Nous estimons que ce budget et cette durée constituent un strict minimum pour une formation professionnelle performante capable de transmettre les fondamentaux d'un métier artistique complexe.
Durant des années, ce dispositif a été financé par France Travail et par l’Afdas. Or, la situation s’est dramatiquement dégradée :
- Depuis fin 2024, France Travail ne finance plus ce type de formation.
- Depuis fin 2025, l’Afdas a réduit ses plafonds de financement de 8 000 € à 3 000 €.
Il est tout à fait impossible de former à un métier en 2 semaines.
Si nous maintenons la formation avec un reste à charge de 6 000 €, nous ne pourrons jamais la remplir.
Le constat est amer : il n’existe aucun conservatoire d’art du conte, aucune formation initiale, et aucune formation certifiante ou diplômante reconnue par l’État pour cet art. Au fil des neuf dernières années, étape par étape, les gouvernements successifs de M. Macron ont méthodiquement démantelé la formation continue pour la réserver aux métiers servant l’industrie et les grandes entreprises, au détriment d’une majorité de métiers existant en France.
Désormais il est impossible aux conteuses et aux conteurs de bénéficier d'une formation complète et pertinente à l'art du conte.
Un réforme scandaleuse qui menace les métiers d’art
La réforme du Compte Personnel de Formation (CPF), couplée à la baisse drastique des financements complémentaires de l’Afdas, exerce un effet ciseau dévastateur sur les métiers du spectacle vivant.
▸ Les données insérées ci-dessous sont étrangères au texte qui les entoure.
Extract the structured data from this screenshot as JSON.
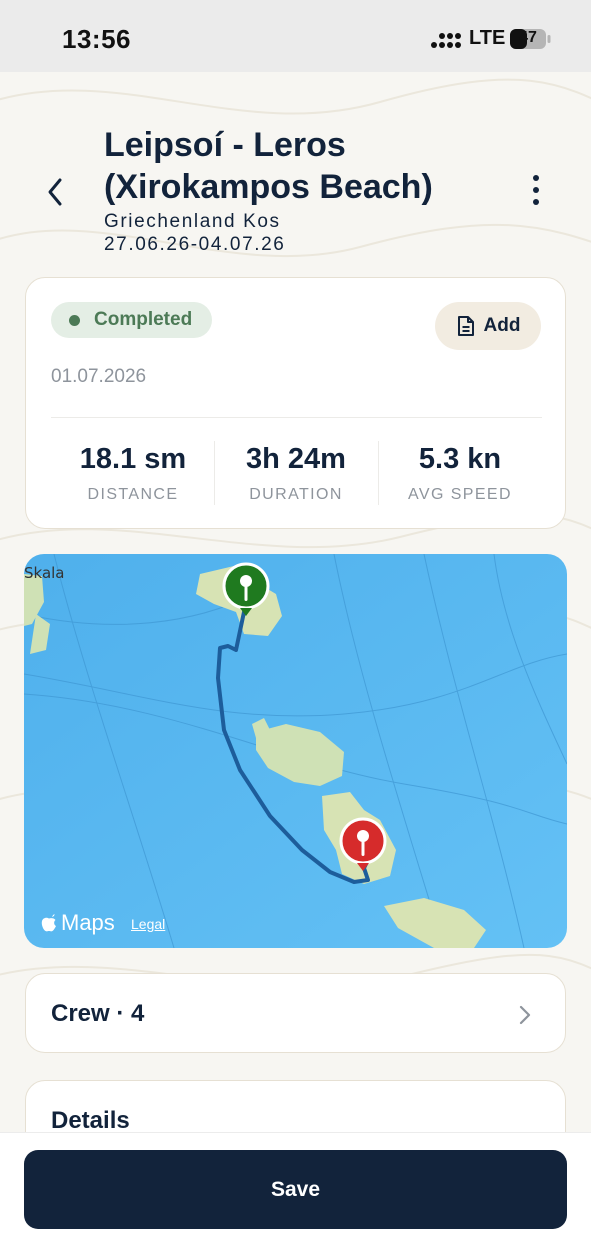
{
  "status_bar": {
    "time": "13:56",
    "network": "LTE",
    "battery": "47",
    "signal_icon": "cellular-signal-icon",
    "battery_icon": "battery-icon"
  },
  "header": {
    "back_icon": "chevron-left-icon",
    "title_line1": "Leipsoí - Leros",
    "title_line2": "(Xirokampos Beach)",
    "region": "Griechenland Kos",
    "date_range": "27.06.26-04.07.26",
    "more_icon": "vertical-ellipsis-icon"
  },
  "trip": {
    "status": "Completed",
    "status_color": "#4c7a56",
    "add_label": "Add",
    "add_icon": "document-icon",
    "date": "01.07.2026",
    "stats": [
      {
        "value": "18.1 sm",
        "label": "DISTANCE"
      },
      {
        "value": "3h 24m",
        "label": "DURATION"
      },
      {
        "value": "5.3 kn",
        "label": "AVG SPEED"
      }
    ]
  },
  "map": {
    "place_label": "Skala",
    "provider": "Maps",
    "legal": "Legal",
    "start_pin_color": "#1f7a1f",
    "end_pin_color": "#d62b2b",
    "route_color": "#1d5d9b"
  },
  "crew": {
    "label": "Crew · 4",
    "chevron_icon": "chevron-right-icon"
  },
  "details": {
    "label": "Details"
  },
  "footer": {
    "save_label": "Save"
  },
  "colors": {
    "primary": "#12233b",
    "background": "#f7f6f2",
    "sea": "#5ab8f0"
  }
}
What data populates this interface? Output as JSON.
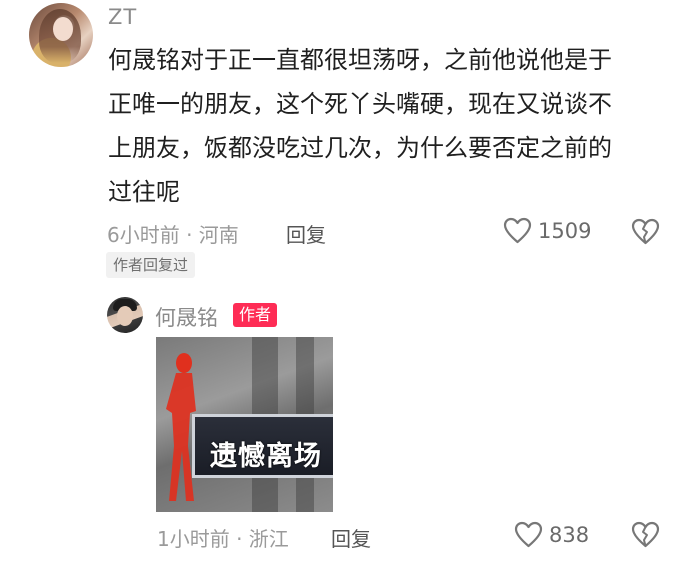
{
  "main_comment": {
    "username": "ZT",
    "text_lines": [
      "何晟铭对于正一直都很坦荡呀，之前他说他是于",
      "正唯一的朋友，这个死丫头嘴硬，现在又说谈不",
      "上朋友，饭都没吃过几次，为什么要否定之前的",
      "过往呢"
    ],
    "meta": "6小时前 · 河南",
    "reply_label": "回复",
    "like_count": "1509",
    "author_replied_tag": "作者回复过"
  },
  "reply_comment": {
    "username": "何晟铭",
    "badge": "作者",
    "sticker_text": "遗憾离场",
    "meta": "1小时前 · 浙江",
    "reply_label": "回复",
    "like_count": "838"
  },
  "icons": {
    "like": "heart-outline-icon",
    "dislike": "broken-heart-icon"
  },
  "colors": {
    "author_badge": "#fe2c55",
    "meta_text": "#9a9a9a"
  }
}
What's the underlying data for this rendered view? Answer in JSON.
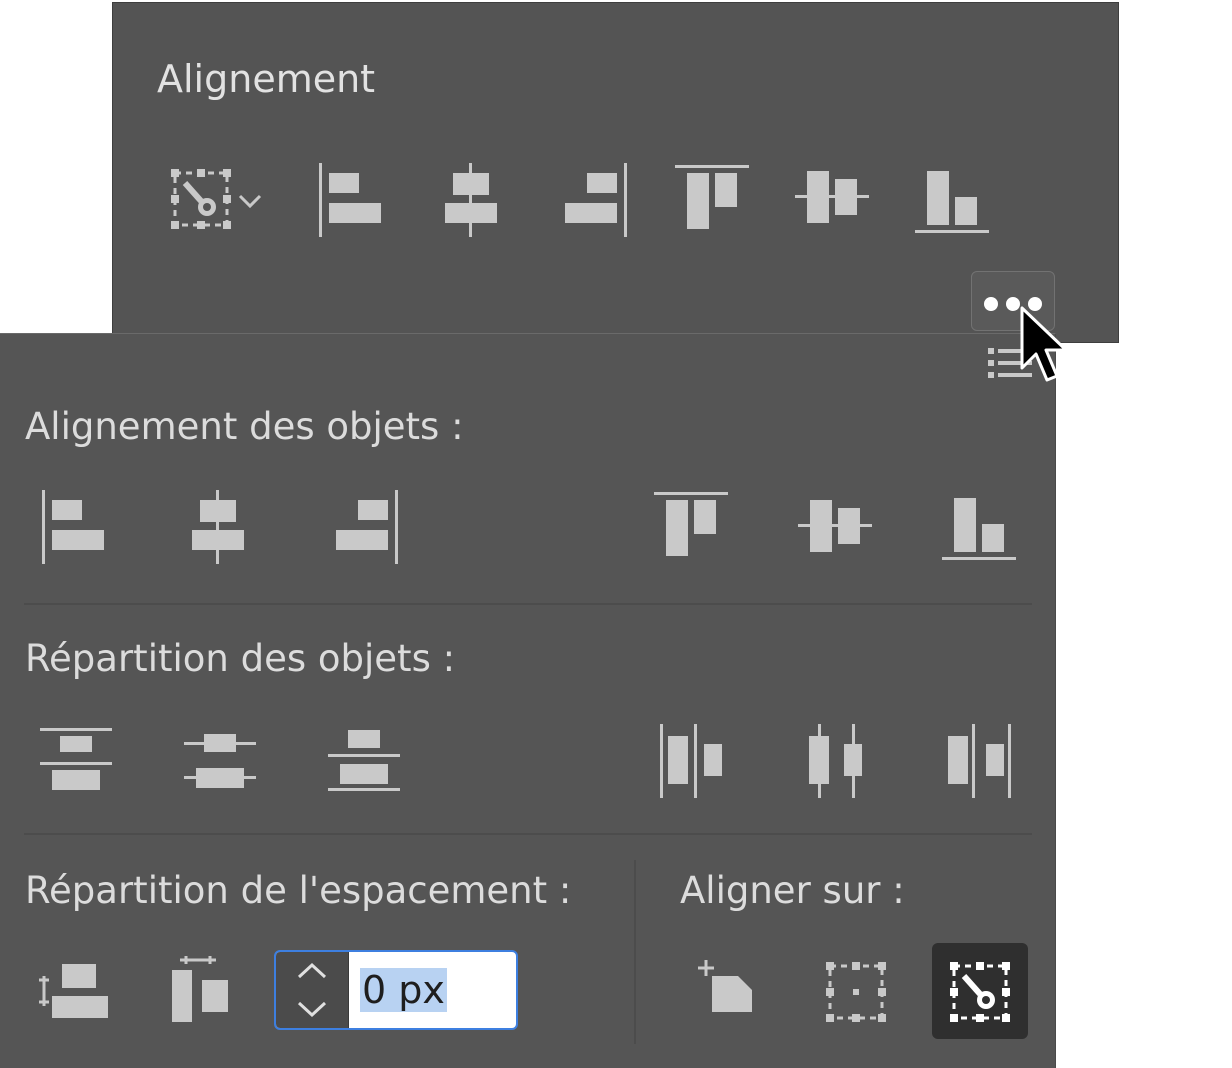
{
  "top_panel": {
    "title": "Alignement"
  },
  "object_alignment": {
    "label": "Alignement des objets :"
  },
  "object_distribution": {
    "label": "Répartition des objets :"
  },
  "spacing_distribution": {
    "label": "Répartition de l'espacement :",
    "spacing_value": "0 px"
  },
  "align_to": {
    "label": "Aligner sur :"
  },
  "icons": [
    "key-object-align-icon",
    "chevron-down-icon",
    "align-left-edge-icon",
    "align-horizontal-center-icon",
    "align-right-edge-icon",
    "align-top-edge-icon",
    "align-vertical-center-icon",
    "align-bottom-edge-icon",
    "more-options-icon",
    "panel-options-icon",
    "distribute-top-icon",
    "distribute-vertical-center-icon",
    "distribute-bottom-icon",
    "distribute-left-icon",
    "distribute-horizontal-center-icon",
    "distribute-right-icon",
    "vertical-spacing-icon",
    "horizontal-spacing-icon",
    "align-to-artboard-icon",
    "align-to-selection-icon",
    "align-to-key-object-icon",
    "cursor-pointer-icon"
  ],
  "colors": {
    "panel_bg": "#545454",
    "icon_fill": "#c9c9c9",
    "focus_ring": "#3d7fe0",
    "selected_bg": "#2f2f2f"
  }
}
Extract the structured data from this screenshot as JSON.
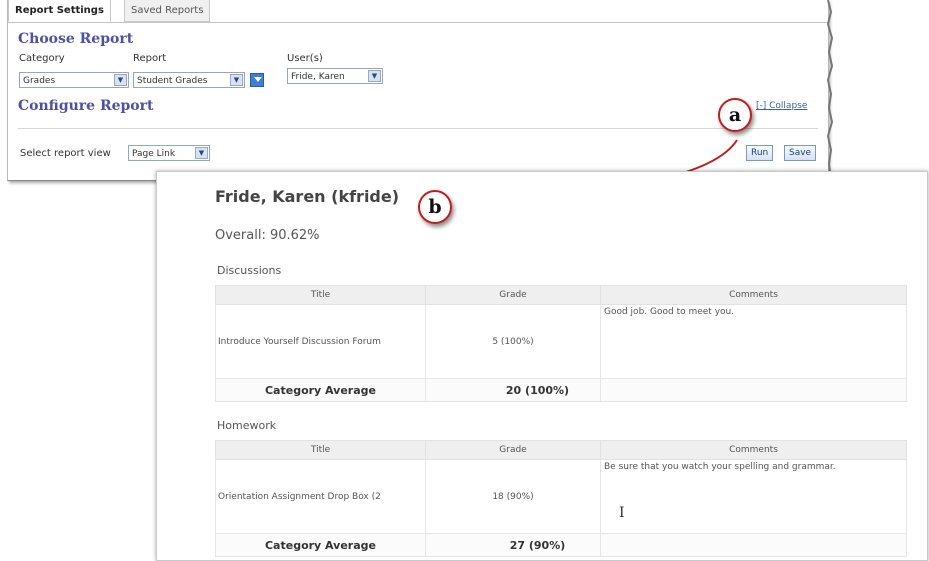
{
  "settings": {
    "tabs": [
      "Report Settings",
      "Saved Reports"
    ],
    "choose_title": "Choose Report",
    "category_label": "Category",
    "category_value": "Grades",
    "report_label": "Report",
    "report_value": "Student Grades",
    "users_label": "User(s)",
    "users_value": "Fride, Karen",
    "configure_title": "Configure Report",
    "collapse_link": "[-] Collapse",
    "view_label": "Select report view",
    "view_value": "Page Link",
    "run_button": "Run",
    "save_button": "Save"
  },
  "callouts": {
    "a": "a",
    "b": "b"
  },
  "report": {
    "student_name": "Fride, Karen (kfride)",
    "overall": "Overall: 90.62%",
    "columns": [
      "Title",
      "Grade",
      "Comments"
    ],
    "categories": [
      {
        "name": "Discussions",
        "rows": [
          {
            "title": "Introduce Yourself Discussion Forum",
            "grade": "5 (100%)",
            "comments": "Good job. Good to meet you."
          }
        ],
        "average_label": "Category Average",
        "average_value": "20 (100%)"
      },
      {
        "name": "Homework",
        "rows": [
          {
            "title": "Orientation Assignment Drop Box (2",
            "grade": "18 (90%)",
            "comments": "Be sure that you watch your spelling and grammar."
          }
        ],
        "average_label": "Category Average",
        "average_value": "27 (90%)"
      }
    ]
  },
  "colors": {
    "section_title": "#4f4fa5",
    "callout_border": "#c21d1d",
    "arrow": "#c21d1d",
    "link": "#3a5fb0"
  },
  "icons": {
    "dropdown": "chevron-down-icon",
    "expand": "expand-icon",
    "cursor": "text-cursor-icon"
  }
}
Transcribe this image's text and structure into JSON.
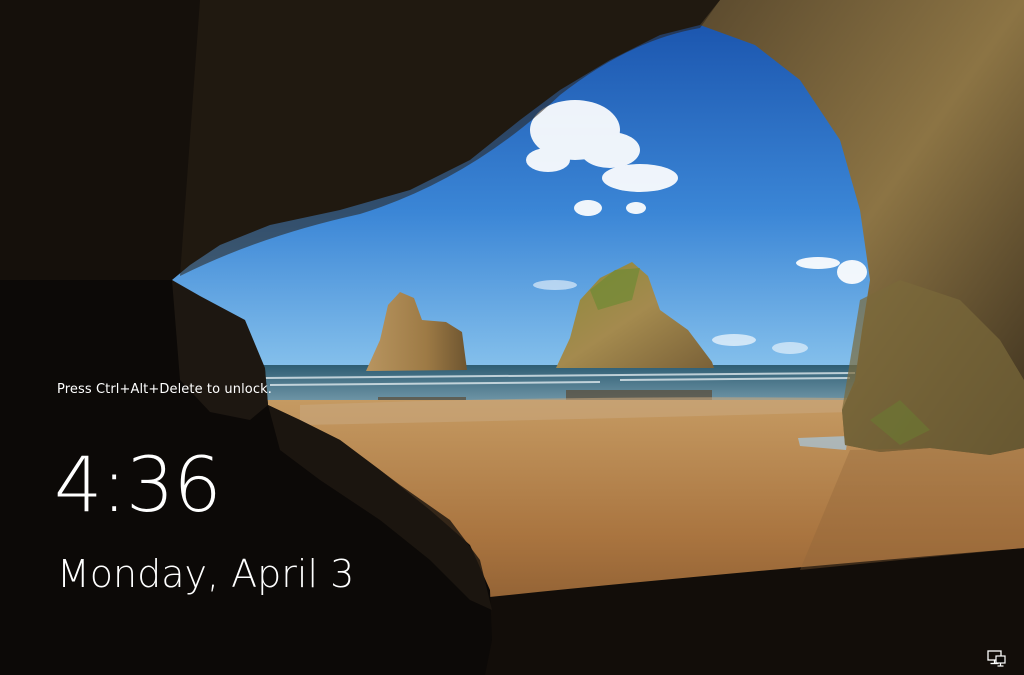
{
  "lock_screen": {
    "unlock_hint": "Press Ctrl+Alt+Delete to unlock.",
    "time": "4:36",
    "date": "Monday, April 3"
  },
  "tray": {
    "network_icon": "network-monitor-icon"
  },
  "colors": {
    "sky_top": "#1f5cb4",
    "sky_horizon": "#6fb2e8",
    "sea": "#3f6f86",
    "sand": "#b9834a",
    "cave_rock": "#2a231b",
    "text": "#ffffff"
  }
}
En conditionnant de plus en plus l’accès aux fonds à l’obtention de certifications enregistrées au RNCP, le système exclut de fait les formations artistiques courtes, non diplômantes ou trop spécifiques. Pourtant, ces formations sont vitales pour le perfectionnement et l’adaptabilité des intermittents.
La logique purement quantitative de France Compétences, qui privilégie les volumes d’emploi statistiquement mesurables en CDI, conduit systématiquement au refus ou au retrait de certifications pertinentes pour des disciplines de niche comme le clown, le conte ou les arts du cirque, jugées à tort « sans débouchés ».
Cette rigidité administrative tarit l’accès à la reconversion pour les artistes seniors, contraints de quitter la profession faute de pouvoir financer une nouvelle qualification. Enfin, la disparition des guichets d’accompagnement personnalisé (ex-FONGECIF) laisse les artistes isolés face à un catalogue numérique inadapté à la réalité de l’intermittence et de la création artistique, menaçant à terme la transmission de savoir-faire uniques et la diversité culturelle française.
L’impact excluant du CPF et les critères de France Compétences
Les critères de France Compétence excluent le conte et beaucoup d'autre métiers du CPF
Le cœur du blocage réside dans les critères d’éligibilité imposés par France Compétences pour l’enregistrement d’une certification au RNCP (préalable obligatoire pour l’accès au CPF).
L’un des critères majeurs exige la preuve d’une forte demande sur le marché du travail et l’existence de nombreux emplois en CDI pour le métier visé. Ce critère exclut mécaniquement et structurellement tous les métiers d’artistes du spectacle vivant, dont le statut repose majoritairement sur l’intermittence et la commande ponctuelle, et non sur le salariat en CDI.
Sources et méthodologie
Cet article s’appuie sur une analyse factuelle des documents officiels suivants :
- France Compétences : Décisions d’enregistrement et de refus de certifications au RNCP (critères de volumes d’emploi et de débouchés statistiques).
- Afdas : Rapports d’activité et nouvelles modalités de financement 2024-2025 (baisse des plafonds de prise en charge pour les intermittents).
- DARES & Ministère du Travail : Enquêtes sur l’usage du CPF et statistiques comparant formations certifiantes et non certifiantes.
- Centre Inffo : Analyses juridiques sur la réforme de 2018 et l’éligibilité des formations artistiques.
- Conseil Économique, Social et Environnemental (CESE) : Avis sur la formation professionnelle des intermittents du spectacle et la précarité des reconversions.
- Code du travail : Articles relatifs à l’obligation de certification pour l’éligibilité au CPF (Loi n° 2018-771).
La recherche et la synthèse de ces sources ont été réalisées avec l’assistance de l’IA indépendante Euria, hébergée par Infomaniak.